Run an aggregator over the extracted annotations.

Parameters:aggregator (Aggregator) – Aggregator object use for processing the input data.
run_annotators(annotators, max_batch=None, msg='Progress: ')[source]

Run a collection of annotators over the input material.

Batches of inputs are grabbed from vinput and passed to the annotators. Output is collapsed into one DataFrame per annotator, and stored as keys in the data attribute. An additional key is included (“meta”) that contains metadata about the collection.

Parameters:
  • annotators (list) – A list of annotator objects.
  • max_batch (int) – The maximum number of batches to process. Useful for testing and debugging. Set to None (default) to process all available frames.
  • progress (bool) – Should a progress bar be shown over each batch?
  • msg (str) – Message to display in the progress bar, if used. Set to None to supress the message
run_audio_annotator()[source]

Run the audio annotator.

After running this method, two new annotations are given: ‘audio’ and ‘audiometa’. They contain all of the sound data as a DataFrame objects.

run_subtitle_annotator()[source]

Run the subtitle annotator.

After running this method, a new annotation called ‘subtitle’ will be added to the DataExtraction object. Requires that the attribue sinput is set to a valid path.

class dvt.core.FrameBatch(**kwargs)[source]

Bases: object

A collection of frames and associated metadata.

The batch contains an array of size (bsize * 2, width, height, 3). At the start and end of the video file, the array is padded with zeros (an all black frame). The batch includes twice as many frames as given in the batch size, but an annotator should only return results from the first half of the data (the “batch”). The other data is included for annotators that need to look ahead of the current, such as the cut detectors.

img

A four-dimensional array containing pixels from the next 2*bsize of images.

Type:np.array
start

Time code at the start of the current batch.

Type:float
end

Time code at the end of the current batch.

Type:float
continue_read

Indicates whether there more frames to read from the input.

Type:bool
fnames

Names of frames in the batch.

Type:list
bnum

The batch number.

Type:int
bsize

Number of frames in a batch.

Type:int
get_batch()[source]

Return image data for just the current batch.

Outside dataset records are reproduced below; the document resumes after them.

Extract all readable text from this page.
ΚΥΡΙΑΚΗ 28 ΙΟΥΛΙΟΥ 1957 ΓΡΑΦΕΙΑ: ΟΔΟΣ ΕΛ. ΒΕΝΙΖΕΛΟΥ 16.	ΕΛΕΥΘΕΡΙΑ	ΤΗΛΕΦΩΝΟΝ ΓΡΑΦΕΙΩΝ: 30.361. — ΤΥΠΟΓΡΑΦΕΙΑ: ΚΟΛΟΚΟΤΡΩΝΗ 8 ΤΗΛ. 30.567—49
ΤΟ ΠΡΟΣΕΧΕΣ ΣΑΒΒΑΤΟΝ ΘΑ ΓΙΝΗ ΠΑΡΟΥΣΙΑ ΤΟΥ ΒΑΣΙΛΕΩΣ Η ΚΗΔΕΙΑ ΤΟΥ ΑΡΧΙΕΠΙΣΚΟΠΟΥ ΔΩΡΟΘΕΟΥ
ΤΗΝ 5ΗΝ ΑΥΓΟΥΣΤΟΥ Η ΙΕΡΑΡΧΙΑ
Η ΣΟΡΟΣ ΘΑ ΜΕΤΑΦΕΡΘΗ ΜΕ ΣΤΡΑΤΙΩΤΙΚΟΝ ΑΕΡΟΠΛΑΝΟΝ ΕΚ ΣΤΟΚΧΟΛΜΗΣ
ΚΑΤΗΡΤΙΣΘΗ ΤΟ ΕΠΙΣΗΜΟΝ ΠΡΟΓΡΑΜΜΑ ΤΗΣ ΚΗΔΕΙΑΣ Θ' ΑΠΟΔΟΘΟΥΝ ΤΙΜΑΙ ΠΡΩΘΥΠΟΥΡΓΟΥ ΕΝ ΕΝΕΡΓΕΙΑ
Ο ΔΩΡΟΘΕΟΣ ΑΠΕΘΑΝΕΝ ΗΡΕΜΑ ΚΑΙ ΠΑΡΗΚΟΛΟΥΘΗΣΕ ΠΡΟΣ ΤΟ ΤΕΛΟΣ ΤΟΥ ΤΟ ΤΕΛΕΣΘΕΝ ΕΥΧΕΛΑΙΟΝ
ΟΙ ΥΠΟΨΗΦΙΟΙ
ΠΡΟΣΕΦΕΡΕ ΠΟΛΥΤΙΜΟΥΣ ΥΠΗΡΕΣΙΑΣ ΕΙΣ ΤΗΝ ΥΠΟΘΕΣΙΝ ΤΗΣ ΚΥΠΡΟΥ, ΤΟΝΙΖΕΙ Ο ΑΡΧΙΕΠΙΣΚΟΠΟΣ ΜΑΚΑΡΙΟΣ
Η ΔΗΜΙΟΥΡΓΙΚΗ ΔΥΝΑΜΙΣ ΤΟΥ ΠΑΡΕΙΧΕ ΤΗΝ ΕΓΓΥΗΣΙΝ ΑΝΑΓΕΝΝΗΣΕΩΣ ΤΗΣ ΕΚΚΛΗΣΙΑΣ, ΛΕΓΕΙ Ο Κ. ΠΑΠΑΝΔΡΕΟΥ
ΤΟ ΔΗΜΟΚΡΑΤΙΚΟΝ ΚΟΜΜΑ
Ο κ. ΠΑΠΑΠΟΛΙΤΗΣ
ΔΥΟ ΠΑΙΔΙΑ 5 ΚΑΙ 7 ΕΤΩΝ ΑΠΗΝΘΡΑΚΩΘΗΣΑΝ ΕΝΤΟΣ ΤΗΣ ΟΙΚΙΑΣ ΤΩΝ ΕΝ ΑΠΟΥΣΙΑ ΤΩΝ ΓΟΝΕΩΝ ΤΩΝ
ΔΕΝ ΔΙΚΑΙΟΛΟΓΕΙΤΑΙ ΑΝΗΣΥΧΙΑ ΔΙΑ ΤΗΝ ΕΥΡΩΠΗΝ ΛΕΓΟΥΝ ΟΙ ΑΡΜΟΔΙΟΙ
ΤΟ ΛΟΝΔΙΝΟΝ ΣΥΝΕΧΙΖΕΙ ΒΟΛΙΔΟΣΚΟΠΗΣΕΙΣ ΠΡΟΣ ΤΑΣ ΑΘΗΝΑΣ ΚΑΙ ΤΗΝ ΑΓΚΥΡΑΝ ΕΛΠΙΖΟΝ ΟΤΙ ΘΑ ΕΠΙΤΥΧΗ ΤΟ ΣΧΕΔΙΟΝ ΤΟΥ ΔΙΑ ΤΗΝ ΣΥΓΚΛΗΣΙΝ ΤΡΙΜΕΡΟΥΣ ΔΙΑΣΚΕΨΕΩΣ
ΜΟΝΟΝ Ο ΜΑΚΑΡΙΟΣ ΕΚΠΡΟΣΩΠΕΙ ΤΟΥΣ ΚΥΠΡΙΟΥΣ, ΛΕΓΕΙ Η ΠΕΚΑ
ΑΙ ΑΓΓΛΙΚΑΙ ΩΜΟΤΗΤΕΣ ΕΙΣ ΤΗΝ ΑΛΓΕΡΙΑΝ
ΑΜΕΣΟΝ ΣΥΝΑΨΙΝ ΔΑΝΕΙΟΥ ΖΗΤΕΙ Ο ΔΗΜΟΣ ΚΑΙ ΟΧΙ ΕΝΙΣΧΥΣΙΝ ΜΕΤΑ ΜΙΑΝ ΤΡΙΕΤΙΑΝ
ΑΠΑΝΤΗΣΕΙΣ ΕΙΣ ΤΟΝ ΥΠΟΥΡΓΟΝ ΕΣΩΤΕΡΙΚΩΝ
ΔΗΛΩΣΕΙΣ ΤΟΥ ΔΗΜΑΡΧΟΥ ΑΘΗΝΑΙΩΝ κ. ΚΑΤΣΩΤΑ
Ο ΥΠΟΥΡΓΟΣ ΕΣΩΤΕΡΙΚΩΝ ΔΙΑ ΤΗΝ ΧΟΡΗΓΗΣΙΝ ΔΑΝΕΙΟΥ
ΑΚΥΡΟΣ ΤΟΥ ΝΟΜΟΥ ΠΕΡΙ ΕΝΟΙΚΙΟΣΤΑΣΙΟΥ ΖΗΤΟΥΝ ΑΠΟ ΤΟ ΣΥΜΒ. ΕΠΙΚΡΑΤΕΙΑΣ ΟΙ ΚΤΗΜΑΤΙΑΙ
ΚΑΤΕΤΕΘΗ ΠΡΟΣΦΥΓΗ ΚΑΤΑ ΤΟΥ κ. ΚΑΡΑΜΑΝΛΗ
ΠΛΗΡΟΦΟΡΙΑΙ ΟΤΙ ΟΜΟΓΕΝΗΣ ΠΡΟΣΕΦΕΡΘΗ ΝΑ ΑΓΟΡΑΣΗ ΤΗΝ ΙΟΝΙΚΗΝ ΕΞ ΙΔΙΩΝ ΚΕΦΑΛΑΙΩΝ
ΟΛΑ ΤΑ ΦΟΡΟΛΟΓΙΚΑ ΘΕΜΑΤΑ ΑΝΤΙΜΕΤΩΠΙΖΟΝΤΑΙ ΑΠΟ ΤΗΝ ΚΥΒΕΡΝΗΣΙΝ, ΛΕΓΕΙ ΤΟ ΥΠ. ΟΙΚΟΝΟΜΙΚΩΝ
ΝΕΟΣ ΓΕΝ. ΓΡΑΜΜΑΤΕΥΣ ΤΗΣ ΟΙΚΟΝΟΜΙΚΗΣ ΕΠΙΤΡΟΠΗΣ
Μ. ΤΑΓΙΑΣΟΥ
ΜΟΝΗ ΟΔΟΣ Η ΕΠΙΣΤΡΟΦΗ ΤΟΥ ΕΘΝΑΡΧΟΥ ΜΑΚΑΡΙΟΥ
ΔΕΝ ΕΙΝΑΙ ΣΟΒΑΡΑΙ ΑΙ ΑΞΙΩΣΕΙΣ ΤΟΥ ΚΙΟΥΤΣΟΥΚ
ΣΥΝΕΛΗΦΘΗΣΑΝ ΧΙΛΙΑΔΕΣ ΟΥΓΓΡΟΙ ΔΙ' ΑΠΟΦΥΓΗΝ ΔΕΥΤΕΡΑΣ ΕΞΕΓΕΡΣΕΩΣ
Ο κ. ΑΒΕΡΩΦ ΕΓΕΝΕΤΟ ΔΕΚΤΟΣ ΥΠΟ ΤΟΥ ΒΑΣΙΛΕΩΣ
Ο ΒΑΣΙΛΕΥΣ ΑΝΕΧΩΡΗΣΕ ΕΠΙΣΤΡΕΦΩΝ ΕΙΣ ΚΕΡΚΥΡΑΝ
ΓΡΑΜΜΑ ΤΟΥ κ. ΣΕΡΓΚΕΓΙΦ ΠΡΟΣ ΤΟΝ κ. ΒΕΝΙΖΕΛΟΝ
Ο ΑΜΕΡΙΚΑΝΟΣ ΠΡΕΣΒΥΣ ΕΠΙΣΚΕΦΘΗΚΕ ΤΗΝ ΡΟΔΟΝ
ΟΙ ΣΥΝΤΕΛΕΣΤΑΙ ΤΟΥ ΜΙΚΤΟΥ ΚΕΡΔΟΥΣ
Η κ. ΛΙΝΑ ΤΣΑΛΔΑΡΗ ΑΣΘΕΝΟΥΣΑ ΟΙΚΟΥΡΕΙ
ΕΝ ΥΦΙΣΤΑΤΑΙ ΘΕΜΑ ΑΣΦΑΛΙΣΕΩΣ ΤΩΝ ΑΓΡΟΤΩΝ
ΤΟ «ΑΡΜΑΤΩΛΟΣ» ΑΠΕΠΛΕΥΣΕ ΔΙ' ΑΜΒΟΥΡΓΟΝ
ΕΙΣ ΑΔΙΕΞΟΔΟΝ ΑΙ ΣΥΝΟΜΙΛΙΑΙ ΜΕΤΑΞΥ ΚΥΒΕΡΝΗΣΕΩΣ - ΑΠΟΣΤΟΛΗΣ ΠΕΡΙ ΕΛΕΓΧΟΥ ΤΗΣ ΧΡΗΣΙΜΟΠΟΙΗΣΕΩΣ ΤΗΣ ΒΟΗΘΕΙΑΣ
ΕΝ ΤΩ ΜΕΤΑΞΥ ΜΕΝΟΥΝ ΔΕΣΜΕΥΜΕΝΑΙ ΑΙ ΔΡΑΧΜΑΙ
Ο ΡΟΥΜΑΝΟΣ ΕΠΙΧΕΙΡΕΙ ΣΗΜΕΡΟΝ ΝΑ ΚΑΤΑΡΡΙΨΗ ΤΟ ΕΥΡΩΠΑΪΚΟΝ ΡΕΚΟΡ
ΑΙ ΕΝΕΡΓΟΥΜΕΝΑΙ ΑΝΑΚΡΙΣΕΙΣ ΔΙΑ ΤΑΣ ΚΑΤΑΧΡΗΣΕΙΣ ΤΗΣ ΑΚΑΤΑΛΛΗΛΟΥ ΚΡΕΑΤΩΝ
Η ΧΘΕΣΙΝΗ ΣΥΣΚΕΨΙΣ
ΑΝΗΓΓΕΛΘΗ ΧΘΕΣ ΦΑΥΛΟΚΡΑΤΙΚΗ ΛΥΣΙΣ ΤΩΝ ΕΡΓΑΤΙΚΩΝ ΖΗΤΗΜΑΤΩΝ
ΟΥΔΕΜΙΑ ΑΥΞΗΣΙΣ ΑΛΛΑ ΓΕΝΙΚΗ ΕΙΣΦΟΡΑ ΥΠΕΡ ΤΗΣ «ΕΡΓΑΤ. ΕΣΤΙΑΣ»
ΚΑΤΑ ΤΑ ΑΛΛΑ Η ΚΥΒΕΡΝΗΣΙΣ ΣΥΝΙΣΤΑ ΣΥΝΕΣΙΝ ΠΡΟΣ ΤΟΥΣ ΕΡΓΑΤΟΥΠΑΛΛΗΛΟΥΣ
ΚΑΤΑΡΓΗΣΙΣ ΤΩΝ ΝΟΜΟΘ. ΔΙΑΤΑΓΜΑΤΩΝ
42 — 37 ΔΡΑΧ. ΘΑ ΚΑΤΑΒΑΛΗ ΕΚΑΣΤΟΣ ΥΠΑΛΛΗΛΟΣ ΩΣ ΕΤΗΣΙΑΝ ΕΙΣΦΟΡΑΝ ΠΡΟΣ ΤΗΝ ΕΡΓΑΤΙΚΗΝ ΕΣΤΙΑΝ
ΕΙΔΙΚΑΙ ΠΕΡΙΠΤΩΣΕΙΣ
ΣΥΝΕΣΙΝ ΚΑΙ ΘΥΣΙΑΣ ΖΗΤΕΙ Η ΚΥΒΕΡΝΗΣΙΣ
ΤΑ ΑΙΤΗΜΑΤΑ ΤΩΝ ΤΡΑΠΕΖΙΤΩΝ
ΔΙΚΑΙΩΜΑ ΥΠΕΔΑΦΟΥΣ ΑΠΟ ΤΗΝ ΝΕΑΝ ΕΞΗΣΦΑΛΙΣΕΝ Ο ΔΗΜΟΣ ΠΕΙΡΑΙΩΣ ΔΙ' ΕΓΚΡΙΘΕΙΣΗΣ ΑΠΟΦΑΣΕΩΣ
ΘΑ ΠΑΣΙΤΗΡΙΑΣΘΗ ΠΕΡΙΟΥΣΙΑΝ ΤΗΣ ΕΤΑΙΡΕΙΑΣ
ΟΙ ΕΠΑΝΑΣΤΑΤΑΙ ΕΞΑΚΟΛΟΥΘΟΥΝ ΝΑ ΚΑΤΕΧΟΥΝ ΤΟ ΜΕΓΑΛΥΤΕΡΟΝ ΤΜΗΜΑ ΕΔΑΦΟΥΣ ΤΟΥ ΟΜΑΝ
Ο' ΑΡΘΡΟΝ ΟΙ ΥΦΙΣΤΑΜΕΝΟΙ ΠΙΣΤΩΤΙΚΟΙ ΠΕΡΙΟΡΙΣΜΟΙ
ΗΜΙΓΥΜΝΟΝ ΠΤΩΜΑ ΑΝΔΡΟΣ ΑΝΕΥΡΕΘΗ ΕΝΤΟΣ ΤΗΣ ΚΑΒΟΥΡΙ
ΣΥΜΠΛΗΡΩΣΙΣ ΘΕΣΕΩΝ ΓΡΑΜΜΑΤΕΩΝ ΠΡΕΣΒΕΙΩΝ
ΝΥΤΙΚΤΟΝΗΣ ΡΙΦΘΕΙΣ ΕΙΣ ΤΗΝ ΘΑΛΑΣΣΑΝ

Use this method unless you have a specific need to look ahead at new values in the data. Images are given in RGB space.

Returns:A four-dimensional array containing pixels from the current batch of images.
get_frame_names()[source]

Return frame names for the current batch of data.

Returns:A list of names of length equal to the batch size.
get_frames()[source]

Return the entire image dataset for the batch.

Use this method if you need to look ahead at the following batch for an annotator to work. Images are given in RGB space.

Returns:A four-dimensional array containing pixels from the current and next batches of data.